EU setzt Influencer auf ihre Agenda – doch nicht jeder darf mitmachen
Julian HartmannEU setzt Influencer auf ihre Agenda – doch nicht jeder darf mitmachen
Die Europäische Union hat neue Regeln für Social-Media-Influencer eingeführt, die eingeladen werden, über ihre hochrangigen Treffen zu berichten. Demnach dürfen ausgewählte Content-Creator keine öffentlich geäußerten Positionen gegen die grundlegenden Werte des Blocks vertreten. Die nationalen Regierungen wurden angewiesen, diese Kriterien bei der Auswahl der Teilnehmer zu beachten.
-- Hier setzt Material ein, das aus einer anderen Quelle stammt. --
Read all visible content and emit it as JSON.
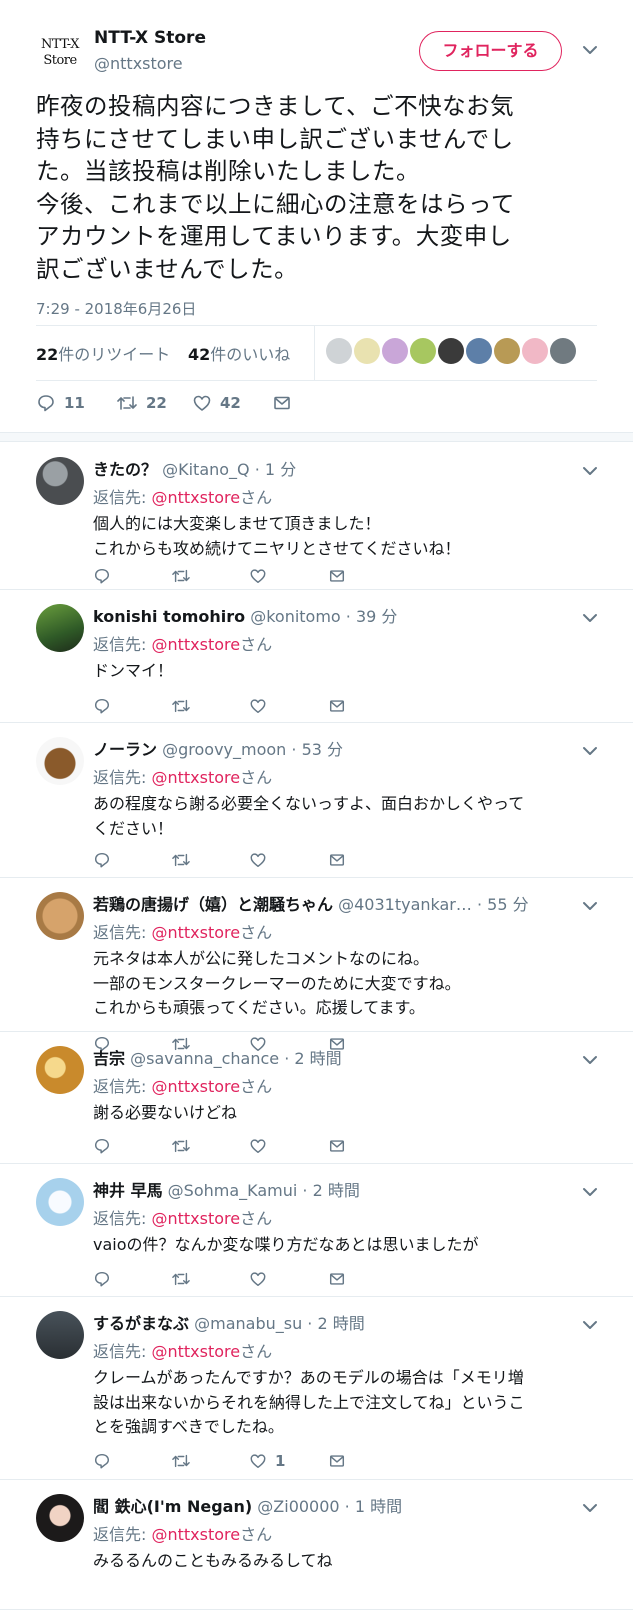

Ab Juli können die Mitgliedstaaten Influencer vorschlagen, die an EU-Gipfeltreffen und bestimmten Ministerratssitzungen teilnehmen und darüber Inhalte produzieren. Die Ausgewählten müssen in ihrem Heimatland eine große Reichweite besitzen und bereits politisch oder europabezogene Inhalte veröffentlicht haben. Zudem dürfen sie keine bedeutenden kommerziellen Verstrickungen aufweisen und weder ein politisches Amt innehaben noch eines anstreben.
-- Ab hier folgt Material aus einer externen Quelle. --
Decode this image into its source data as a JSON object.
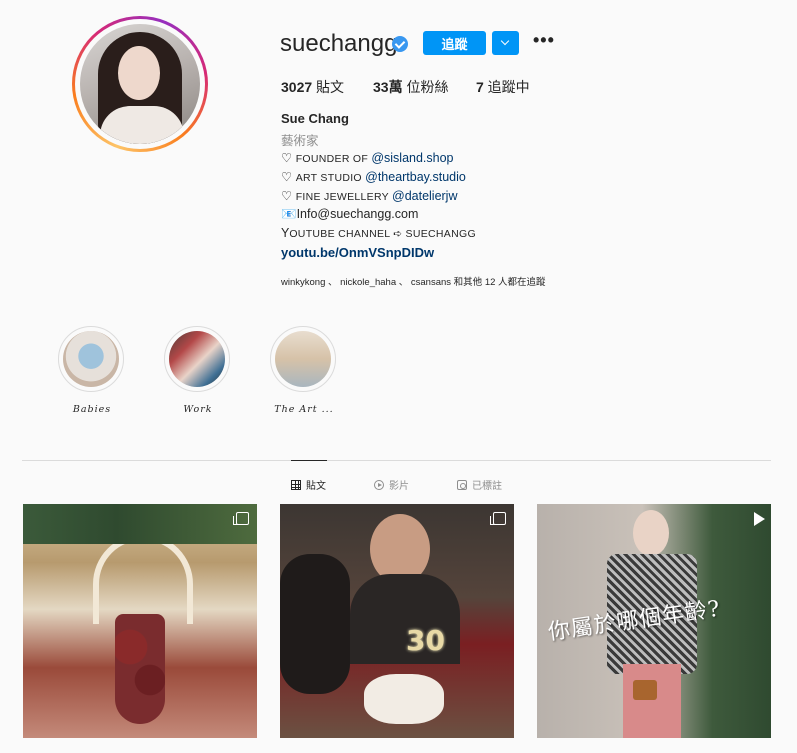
{
  "profile": {
    "username": "suechangg",
    "follow_label": "追蹤",
    "more_label": "•••",
    "stats": [
      {
        "num": "3027",
        "label": " 貼文"
      },
      {
        "num": "33萬",
        "label": " 位粉絲"
      },
      {
        "num": "7",
        "label": " 追蹤中"
      }
    ],
    "name": "Sue Chang",
    "category": "藝術家",
    "bio": [
      {
        "prefix": "♡ ",
        "caps": "FOUNDER OF ",
        "link": "@sisland.shop"
      },
      {
        "prefix": "♡ ",
        "caps": "ART STUDIO ",
        "link": "@theartbay.studio"
      },
      {
        "prefix": "♡ ",
        "caps": "FINE JEWELLERY ",
        "link": "@datelierjw"
      }
    ],
    "email_line": "📧Info@suechangg.com",
    "youtube_line": {
      "lead": "Y",
      "caps": "OUTUBE CHANNEL ➪ SUECHANGG"
    },
    "website": "youtu.be/OnmVSnpDIDw",
    "followed_by": "winkykong 、 nickole_haha 、 csansans 和其他 12 人都在追蹤"
  },
  "highlights": [
    {
      "label": "Babies"
    },
    {
      "label": "Work"
    },
    {
      "label": "The Art ..."
    }
  ],
  "tabs": [
    {
      "label": "貼文",
      "icon": "grid-icon",
      "active": true
    },
    {
      "label": "影片",
      "icon": "video-icon",
      "active": false
    },
    {
      "label": "已標註",
      "icon": "tag-icon",
      "active": false
    }
  ],
  "posts": [
    {
      "badge": "multi-photo-icon"
    },
    {
      "badge": "multi-photo-icon",
      "overlay": "30"
    },
    {
      "badge": "reel-icon",
      "overlay": "你屬於哪個年齡?"
    }
  ],
  "colors": {
    "accent": "#0095f6",
    "link": "#00376b",
    "verified": "#3897f0"
  }
}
Mit der Initiative will die EU die öffentliche Auseinandersetzung mit ihren Institutionen über Plattformen wie YouTube, TikTok und Instagram stärken. Doch sie stößt auf Widerstand bei nationalistischen und EU-skeptischen Politikern. Gerolf Annemans, Europaabgeordneter der flämischen Partei Vlaams Belang, reagierte sarkastisch auf die Berichte. Auch Lucas Hartong, ehemaliger niederländischer EU-Parlamentarier der Partei für die Freiheit, kritisierte die Richtlinie. Die Schwedendemokraten bezeichneten sie als Zeichen der wachsenden Verzweiflung der EU-Elite.
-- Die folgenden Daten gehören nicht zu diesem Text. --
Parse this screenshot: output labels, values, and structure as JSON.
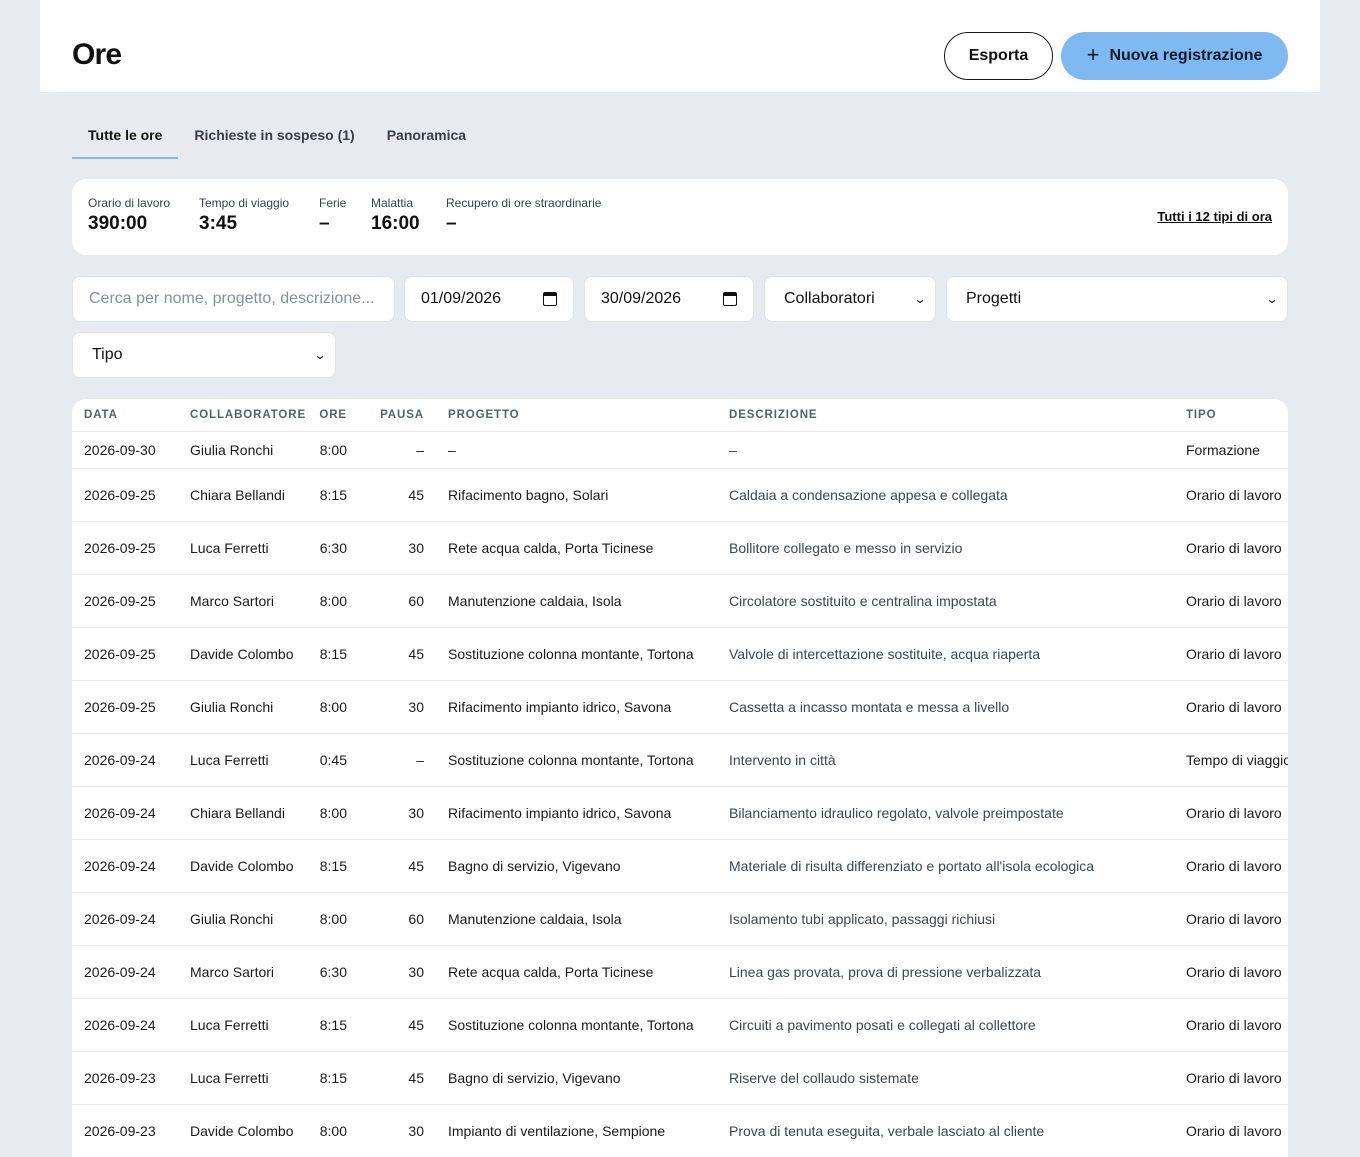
{
  "header": {
    "title": "Ore",
    "export_label": "Esporta",
    "new_label": "Nuova registrazione"
  },
  "tabs": [
    {
      "label": "Tutte le ore",
      "active": true
    },
    {
      "label": "Richieste in sospeso (1)",
      "active": false
    },
    {
      "label": "Panoramica",
      "active": false
    }
  ],
  "summary": {
    "stats": [
      {
        "label": "Orario di lavoro",
        "value": "390:00"
      },
      {
        "label": "Tempo di viaggio",
        "value": "3:45"
      },
      {
        "label": "Ferie",
        "value": "–"
      },
      {
        "label": "Malattia",
        "value": "16:00"
      },
      {
        "label": "Recupero di ore straordinarie",
        "value": "–"
      }
    ],
    "all_types_link": "Tutti i 12 tipi di ora"
  },
  "filters": {
    "search_placeholder": "Cerca per nome, progetto, descrizione...",
    "date_from": "01/09/2026",
    "date_to": "30/09/2026",
    "collaborators": "Collaboratori",
    "projects": "Progetti",
    "type": "Tipo"
  },
  "table": {
    "headers": {
      "date": "DATA",
      "collaborator": "COLLABORATORE",
      "hours": "ORE",
      "break": "PAUSA",
      "project": "PROGETTO",
      "description": "DESCRIZIONE",
      "type": "TIPO"
    },
    "rows": [
      {
        "date": "2026-09-30",
        "collaborator": "Giulia Ronchi",
        "hours": "8:00",
        "break": "–",
        "project": "–",
        "description": "–",
        "type": "Formazione"
      },
      {
        "date": "2026-09-25",
        "collaborator": "Chiara Bellandi",
        "hours": "8:15",
        "break": "45",
        "project": "Rifacimento bagno, Solari",
        "description": "Caldaia a condensazione appesa e collegata",
        "type": "Orario di lavoro"
      },
      {
        "date": "2026-09-25",
        "collaborator": "Luca Ferretti",
        "hours": "6:30",
        "break": "30",
        "project": "Rete acqua calda, Porta Ticinese",
        "description": "Bollitore collegato e messo in servizio",
        "type": "Orario di lavoro"
      },
      {
        "date": "2026-09-25",
        "collaborator": "Marco Sartori",
        "hours": "8:00",
        "break": "60",
        "project": "Manutenzione caldaia, Isola",
        "description": "Circolatore sostituito e centralina impostata",
        "type": "Orario di lavoro"
      },
      {
        "date": "2026-09-25",
        "collaborator": "Davide Colombo",
        "hours": "8:15",
        "break": "45",
        "project": "Sostituzione colonna montante, Tortona",
        "description": "Valvole di intercettazione sostituite, acqua riaperta",
        "type": "Orario di lavoro"
      },
      {
        "date": "2026-09-25",
        "collaborator": "Giulia Ronchi",
        "hours": "8:00",
        "break": "30",
        "project": "Rifacimento impianto idrico, Savona",
        "description": "Cassetta a incasso montata e messa a livello",
        "type": "Orario di lavoro"
      },
      {
        "date": "2026-09-24",
        "collaborator": "Luca Ferretti",
        "hours": "0:45",
        "break": "–",
        "project": "Sostituzione colonna montante, Tortona",
        "description": "Intervento in città",
        "type": "Tempo di viaggio"
      },
      {
        "date": "2026-09-24",
        "collaborator": "Chiara Bellandi",
        "hours": "8:00",
        "break": "30",
        "project": "Rifacimento impianto idrico, Savona",
        "description": "Bilanciamento idraulico regolato, valvole preimpostate",
        "type": "Orario di lavoro"
      },
      {
        "date": "2026-09-24",
        "collaborator": "Davide Colombo",
        "hours": "8:15",
        "break": "45",
        "project": "Bagno di servizio, Vigevano",
        "description": "Materiale di risulta differenziato e portato all'isola ecologica",
        "type": "Orario di lavoro"
      },
      {
        "date": "2026-09-24",
        "collaborator": "Giulia Ronchi",
        "hours": "8:00",
        "break": "60",
        "project": "Manutenzione caldaia, Isola",
        "description": "Isolamento tubi applicato, passaggi richiusi",
        "type": "Orario di lavoro"
      },
      {
        "date": "2026-09-24",
        "collaborator": "Marco Sartori",
        "hours": "6:30",
        "break": "30",
        "project": "Rete acqua calda, Porta Ticinese",
        "description": "Linea gas provata, prova di pressione verbalizzata",
        "type": "Orario di lavoro"
      },
      {
        "date": "2026-09-24",
        "collaborator": "Luca Ferretti",
        "hours": "8:15",
        "break": "45",
        "project": "Sostituzione colonna montante, Tortona",
        "description": "Circuiti a pavimento posati e collegati al collettore",
        "type": "Orario di lavoro"
      },
      {
        "date": "2026-09-23",
        "collaborator": "Luca Ferretti",
        "hours": "8:15",
        "break": "45",
        "project": "Bagno di servizio, Vigevano",
        "description": "Riserve del collaudo sistemate",
        "type": "Orario di lavoro"
      },
      {
        "date": "2026-09-23",
        "collaborator": "Davide Colombo",
        "hours": "8:00",
        "break": "30",
        "project": "Impianto di ventilazione, Sempione",
        "description": "Prova di tenuta eseguita, verbale lasciato al cliente",
        "type": "Orario di lavoro"
      }
    ]
  }
}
Die Leitlinien der EU schließen Influencer mit anti-europäischen Positionen von der Teilnahme an offiziellen Treffen aus. Die nationalen Regierungen werden diese Regeln nun bei der Auswahl der Teilnehmer anwenden. Der Schritt zielt darauf ab, die öffentliche Einbindung zu erweitern, hat aber bereits politische Gegenwehr ausgelöst.